La victoria de Trump es, en líneas generales, una buena noticia. Aunque uno tiene que retirarse un poco las anteojeras para atisbar aquella ley provida concreta, esa defensa insospechada de la existencia de dos sexos (¡sólo!) o aquel discurso en favor de las capillas de Adoración perpetua, basta con hacerlo un poco. Trump trae, bajo un envoltorio algo disparatado, una sucesión de muñecas de matrioska que nos convencen. Dentro siempre queda, eso sí, la sorpresa final. ¿Habrá más muñequitos?
En estas mismas líneas generales, el protagonismo de Elon Musk ahora se evidencia defectuoso. Yo por la paternidad física siento una reverencia casi papal pero ni siquiera la prole numerosa de Musk es argumento para defender su chifladura. Una camada que lleva el nombre, por cierto, de varios tornillos del Ikea. Suponemos que aquellos que le faltan a Elon. El magnate estadounidense ha sido elevado a la categoría de gurú, que eso va a ser durante la legislatura, y no parece el nombramiento más sensato del presidente.
No me sorprende, pese a todo, la excentricidad de este señor, que pretende acabar sus días en Marte —cerca me parece—. Lo más escandaloso es el acomodo conservador, reaccionario o soberanista, llámelo como quiera, a las idas y venidas de Musk. Los mismos que llevan años denunciando las garras del multimillonario George Soros ahora ven manitas de cordero en Musk. Podemos engañarnos y pensar que son radicalmente distintos pero lo cierto es que apenas les separan unos dígitos en el banco.
Es más: peor me parece Musk. El fuego enemigo se ve desde bien lejos pero las fauces de la retaguardia siempre aparecen sibilinamente. Que Soros quiera aleccionar a nuestros niños regando con su dinero a mujeres con pene y señoros con vagina debe alertarnos, pero no más que la actitud majadera de Musk, que pretende ponerles en la cabeza un implante artificial. Alguien que, de nuevo, llama a sus hijos Techno Mechanicus, Exa Dark Sideræl, o X AE A-XII, merece toda nuestra alerta. Prefiero que el dinero del mal vaya a lobbies progres —nosotros tenemos bibliotecas— a que termine en microchips injertados.

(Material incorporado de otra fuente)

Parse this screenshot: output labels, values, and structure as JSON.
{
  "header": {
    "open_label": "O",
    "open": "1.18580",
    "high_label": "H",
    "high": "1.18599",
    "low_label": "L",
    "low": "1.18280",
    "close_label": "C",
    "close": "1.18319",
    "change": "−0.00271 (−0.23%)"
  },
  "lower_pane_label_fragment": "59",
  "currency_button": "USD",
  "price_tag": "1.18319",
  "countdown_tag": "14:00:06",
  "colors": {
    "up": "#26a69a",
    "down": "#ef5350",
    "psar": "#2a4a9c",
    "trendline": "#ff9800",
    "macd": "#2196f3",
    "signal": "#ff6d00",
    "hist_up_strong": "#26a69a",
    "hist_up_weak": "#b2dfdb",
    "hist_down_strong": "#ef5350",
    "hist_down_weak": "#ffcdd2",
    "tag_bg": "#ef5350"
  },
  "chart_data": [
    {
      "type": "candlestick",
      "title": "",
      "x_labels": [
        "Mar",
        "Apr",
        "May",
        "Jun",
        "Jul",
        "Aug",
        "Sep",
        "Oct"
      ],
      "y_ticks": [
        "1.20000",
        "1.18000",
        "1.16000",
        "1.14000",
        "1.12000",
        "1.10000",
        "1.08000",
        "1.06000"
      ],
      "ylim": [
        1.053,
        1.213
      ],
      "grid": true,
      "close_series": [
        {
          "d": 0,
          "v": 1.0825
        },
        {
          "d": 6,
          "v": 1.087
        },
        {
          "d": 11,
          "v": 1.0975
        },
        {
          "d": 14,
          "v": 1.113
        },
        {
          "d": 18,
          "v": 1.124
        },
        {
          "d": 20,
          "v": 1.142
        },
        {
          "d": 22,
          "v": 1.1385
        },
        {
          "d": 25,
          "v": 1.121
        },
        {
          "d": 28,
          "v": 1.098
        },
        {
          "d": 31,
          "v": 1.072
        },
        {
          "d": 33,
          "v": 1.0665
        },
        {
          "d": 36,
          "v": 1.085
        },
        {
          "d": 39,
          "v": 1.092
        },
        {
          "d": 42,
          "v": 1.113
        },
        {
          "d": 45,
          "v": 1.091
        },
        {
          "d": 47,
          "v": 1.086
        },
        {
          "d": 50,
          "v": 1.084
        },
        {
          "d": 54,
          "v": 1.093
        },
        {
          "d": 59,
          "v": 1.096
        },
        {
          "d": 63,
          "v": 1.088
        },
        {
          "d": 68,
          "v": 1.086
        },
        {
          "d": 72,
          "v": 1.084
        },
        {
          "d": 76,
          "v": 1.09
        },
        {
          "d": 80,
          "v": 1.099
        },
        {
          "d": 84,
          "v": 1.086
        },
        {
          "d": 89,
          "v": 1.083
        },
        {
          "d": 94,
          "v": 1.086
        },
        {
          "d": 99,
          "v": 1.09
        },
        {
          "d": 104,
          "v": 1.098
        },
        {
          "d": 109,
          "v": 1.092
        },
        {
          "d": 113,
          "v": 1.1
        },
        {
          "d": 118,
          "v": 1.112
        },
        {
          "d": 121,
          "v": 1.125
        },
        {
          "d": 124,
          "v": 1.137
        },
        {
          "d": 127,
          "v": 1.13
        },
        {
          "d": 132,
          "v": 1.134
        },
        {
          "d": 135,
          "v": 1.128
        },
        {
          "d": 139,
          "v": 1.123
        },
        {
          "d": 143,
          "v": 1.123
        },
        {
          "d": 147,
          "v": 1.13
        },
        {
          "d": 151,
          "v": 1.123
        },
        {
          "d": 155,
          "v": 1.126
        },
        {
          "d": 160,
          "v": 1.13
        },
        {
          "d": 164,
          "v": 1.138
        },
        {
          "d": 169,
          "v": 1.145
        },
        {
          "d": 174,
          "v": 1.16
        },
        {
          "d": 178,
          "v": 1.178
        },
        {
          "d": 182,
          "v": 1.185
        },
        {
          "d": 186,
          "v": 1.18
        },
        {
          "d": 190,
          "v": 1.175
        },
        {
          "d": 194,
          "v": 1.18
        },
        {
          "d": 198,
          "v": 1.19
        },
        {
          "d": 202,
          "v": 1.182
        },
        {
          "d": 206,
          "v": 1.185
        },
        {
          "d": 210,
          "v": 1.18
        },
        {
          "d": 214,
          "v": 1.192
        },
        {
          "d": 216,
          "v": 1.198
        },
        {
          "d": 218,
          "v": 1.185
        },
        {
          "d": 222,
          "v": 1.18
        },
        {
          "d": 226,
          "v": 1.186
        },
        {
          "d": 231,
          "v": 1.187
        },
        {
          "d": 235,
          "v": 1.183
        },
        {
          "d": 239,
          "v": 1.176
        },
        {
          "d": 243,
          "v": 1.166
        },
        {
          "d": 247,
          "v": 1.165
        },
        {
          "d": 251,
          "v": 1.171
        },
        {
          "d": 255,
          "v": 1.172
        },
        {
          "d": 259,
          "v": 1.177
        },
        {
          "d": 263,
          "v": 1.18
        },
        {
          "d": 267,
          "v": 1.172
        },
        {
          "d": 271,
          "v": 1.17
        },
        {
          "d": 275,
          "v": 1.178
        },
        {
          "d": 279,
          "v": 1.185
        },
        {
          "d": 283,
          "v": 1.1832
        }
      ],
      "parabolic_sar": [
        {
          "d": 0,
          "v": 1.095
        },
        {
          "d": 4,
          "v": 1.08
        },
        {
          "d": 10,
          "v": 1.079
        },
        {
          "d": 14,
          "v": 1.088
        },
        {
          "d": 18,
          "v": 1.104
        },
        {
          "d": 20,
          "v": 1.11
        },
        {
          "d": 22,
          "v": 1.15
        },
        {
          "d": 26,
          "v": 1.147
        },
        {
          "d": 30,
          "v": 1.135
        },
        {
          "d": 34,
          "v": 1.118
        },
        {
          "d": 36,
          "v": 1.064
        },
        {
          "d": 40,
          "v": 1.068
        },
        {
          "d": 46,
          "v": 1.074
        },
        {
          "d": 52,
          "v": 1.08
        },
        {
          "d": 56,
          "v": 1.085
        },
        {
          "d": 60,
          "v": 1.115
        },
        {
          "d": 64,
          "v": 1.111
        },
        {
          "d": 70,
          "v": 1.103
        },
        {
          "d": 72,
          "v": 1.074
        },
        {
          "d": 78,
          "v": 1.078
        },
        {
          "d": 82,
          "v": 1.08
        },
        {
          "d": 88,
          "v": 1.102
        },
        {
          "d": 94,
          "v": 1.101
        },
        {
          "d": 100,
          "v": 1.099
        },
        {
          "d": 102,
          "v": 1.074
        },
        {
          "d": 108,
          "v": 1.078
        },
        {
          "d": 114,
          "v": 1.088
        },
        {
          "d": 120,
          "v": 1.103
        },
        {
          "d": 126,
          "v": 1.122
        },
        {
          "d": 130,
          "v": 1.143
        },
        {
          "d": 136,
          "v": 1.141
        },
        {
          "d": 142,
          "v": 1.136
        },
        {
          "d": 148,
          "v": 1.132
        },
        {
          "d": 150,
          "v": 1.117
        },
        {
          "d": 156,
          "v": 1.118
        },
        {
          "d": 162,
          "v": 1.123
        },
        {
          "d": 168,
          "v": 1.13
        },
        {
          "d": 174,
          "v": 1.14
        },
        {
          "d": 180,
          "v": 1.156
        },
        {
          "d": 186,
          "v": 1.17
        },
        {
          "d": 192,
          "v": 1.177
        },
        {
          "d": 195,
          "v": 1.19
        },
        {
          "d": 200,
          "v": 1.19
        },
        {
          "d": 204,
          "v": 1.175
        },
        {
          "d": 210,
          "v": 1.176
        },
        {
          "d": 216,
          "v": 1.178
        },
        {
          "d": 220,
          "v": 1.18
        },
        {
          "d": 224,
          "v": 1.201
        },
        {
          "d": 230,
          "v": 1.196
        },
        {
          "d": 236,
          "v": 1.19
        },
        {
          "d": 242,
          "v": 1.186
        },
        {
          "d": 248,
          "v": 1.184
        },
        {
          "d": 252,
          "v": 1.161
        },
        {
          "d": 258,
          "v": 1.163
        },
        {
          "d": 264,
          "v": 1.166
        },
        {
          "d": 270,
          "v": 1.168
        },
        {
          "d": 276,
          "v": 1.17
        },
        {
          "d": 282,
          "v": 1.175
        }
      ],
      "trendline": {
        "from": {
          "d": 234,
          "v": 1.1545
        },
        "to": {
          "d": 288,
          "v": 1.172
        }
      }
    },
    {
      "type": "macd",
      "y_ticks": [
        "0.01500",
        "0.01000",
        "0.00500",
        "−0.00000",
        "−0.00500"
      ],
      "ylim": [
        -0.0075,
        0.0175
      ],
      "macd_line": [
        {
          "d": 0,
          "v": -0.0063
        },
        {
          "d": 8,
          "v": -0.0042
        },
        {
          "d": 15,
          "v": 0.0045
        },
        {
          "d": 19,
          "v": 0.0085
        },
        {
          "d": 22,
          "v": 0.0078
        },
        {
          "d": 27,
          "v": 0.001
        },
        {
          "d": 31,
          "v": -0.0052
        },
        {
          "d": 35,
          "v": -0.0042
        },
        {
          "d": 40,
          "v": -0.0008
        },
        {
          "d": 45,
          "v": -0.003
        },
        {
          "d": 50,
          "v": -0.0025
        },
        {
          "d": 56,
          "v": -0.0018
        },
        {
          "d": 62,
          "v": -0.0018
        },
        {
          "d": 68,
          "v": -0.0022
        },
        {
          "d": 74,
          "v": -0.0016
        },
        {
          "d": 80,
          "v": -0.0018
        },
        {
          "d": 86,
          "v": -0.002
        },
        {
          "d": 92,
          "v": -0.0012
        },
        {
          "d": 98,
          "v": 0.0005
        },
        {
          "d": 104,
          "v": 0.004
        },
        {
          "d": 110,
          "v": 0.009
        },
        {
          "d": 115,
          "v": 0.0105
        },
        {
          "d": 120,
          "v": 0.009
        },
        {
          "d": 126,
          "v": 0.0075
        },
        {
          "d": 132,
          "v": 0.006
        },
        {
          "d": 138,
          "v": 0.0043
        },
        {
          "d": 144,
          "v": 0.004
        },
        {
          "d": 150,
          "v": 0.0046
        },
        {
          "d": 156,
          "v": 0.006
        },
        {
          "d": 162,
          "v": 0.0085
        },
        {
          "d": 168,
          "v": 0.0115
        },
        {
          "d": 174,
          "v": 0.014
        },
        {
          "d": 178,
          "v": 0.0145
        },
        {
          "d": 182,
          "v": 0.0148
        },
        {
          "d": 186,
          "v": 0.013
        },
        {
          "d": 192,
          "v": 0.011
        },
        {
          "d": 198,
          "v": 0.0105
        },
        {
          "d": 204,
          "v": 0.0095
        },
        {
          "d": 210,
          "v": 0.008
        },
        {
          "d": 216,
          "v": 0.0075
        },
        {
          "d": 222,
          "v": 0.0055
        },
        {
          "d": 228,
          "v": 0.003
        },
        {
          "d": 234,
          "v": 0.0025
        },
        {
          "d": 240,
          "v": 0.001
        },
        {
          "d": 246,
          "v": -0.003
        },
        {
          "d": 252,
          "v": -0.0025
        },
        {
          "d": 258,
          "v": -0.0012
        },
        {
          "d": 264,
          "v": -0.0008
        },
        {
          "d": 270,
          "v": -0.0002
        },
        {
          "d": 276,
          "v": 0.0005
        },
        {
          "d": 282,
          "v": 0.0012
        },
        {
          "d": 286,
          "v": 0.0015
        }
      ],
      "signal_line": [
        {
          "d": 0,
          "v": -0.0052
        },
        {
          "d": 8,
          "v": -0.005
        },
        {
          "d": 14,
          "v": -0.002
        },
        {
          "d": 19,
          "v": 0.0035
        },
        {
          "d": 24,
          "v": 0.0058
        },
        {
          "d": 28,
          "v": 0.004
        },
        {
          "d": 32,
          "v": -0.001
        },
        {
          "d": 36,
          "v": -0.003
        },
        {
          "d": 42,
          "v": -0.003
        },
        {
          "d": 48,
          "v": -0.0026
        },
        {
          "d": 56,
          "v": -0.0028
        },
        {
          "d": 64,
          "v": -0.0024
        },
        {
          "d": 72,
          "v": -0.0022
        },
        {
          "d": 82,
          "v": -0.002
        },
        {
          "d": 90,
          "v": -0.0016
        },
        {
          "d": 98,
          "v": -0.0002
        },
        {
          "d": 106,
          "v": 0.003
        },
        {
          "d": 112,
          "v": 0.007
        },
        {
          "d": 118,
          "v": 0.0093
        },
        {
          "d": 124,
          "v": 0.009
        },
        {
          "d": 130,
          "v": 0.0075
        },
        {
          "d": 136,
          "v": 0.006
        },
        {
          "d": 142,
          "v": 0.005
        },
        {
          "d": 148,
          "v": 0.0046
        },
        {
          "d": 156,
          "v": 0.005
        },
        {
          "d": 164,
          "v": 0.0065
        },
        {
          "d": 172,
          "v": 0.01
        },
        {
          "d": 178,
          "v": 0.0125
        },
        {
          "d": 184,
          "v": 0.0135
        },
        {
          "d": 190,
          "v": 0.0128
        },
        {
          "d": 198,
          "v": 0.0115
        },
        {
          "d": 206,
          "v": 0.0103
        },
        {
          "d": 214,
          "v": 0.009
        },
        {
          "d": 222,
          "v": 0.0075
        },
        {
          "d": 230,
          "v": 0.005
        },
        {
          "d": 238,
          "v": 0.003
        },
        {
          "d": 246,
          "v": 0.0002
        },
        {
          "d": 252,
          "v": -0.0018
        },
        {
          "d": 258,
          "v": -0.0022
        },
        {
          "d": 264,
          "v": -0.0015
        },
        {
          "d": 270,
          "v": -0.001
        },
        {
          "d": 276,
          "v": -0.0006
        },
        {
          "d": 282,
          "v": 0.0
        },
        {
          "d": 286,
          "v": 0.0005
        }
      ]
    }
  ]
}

No entiendo por todo eso la celebración de Musk. ¿De verdad puede ser nuestro aliado este señor? Cuántos conservadores de barrio fruncen el ceño con BlackRock —hacen bien— pero al tiempo aplauden los cohetes de Musk. Cuántos tuiteros catalanes proclaman desde Twitter su personalísima soberanía mientras ceden sus datos a una empresa estadounidense que ignora dónde está ¿España? ¿Acaso no forma parte de los BRICS? Cuántos silbidos a Botín y cuánto clap clap clap al chiflado de Musk. ¿No veis que son lo mismo?
No debemos confundir esperanza con ceguera. Creer que lo mejor vendrá —me sumo a esta convicción— no significa que debamos dejar la prudencia de lado. Sin cardo ni decumanus perdemos la distancia política necesaria. Mi amigo Cezo ha tuiteado con precisión: «Igual que para morder el cuello de cualquier hijo de puta que nos gobierna es conveniente conceder la gracia de los primeros 100 días de gobierno, es prudente hacer lo mismo antes de lamer los zapatos al que nos cae simpático». Pues eso.
Que Elon parezca de los nuestros no me deja tranquilo. En cien días veremos cómo evoluciona su majadería galáctica. El problema de los millonarios es que todo lo creen posible no por la fuerza de Dios sino por el poder de su cartera. Pienso ahora en Churchill, cuyo busto ha vuelto al despacho oval. Al término de su mandato, la Reina le ofreció toda clase de riquezas, hasta el ducado de Randolph —según el Primer Ministro confesó a su colaborador Colville. Él todo lo rechazó. «La riqueza es otra cosa, majestad». Eso todavía lo tiene que entender Musk.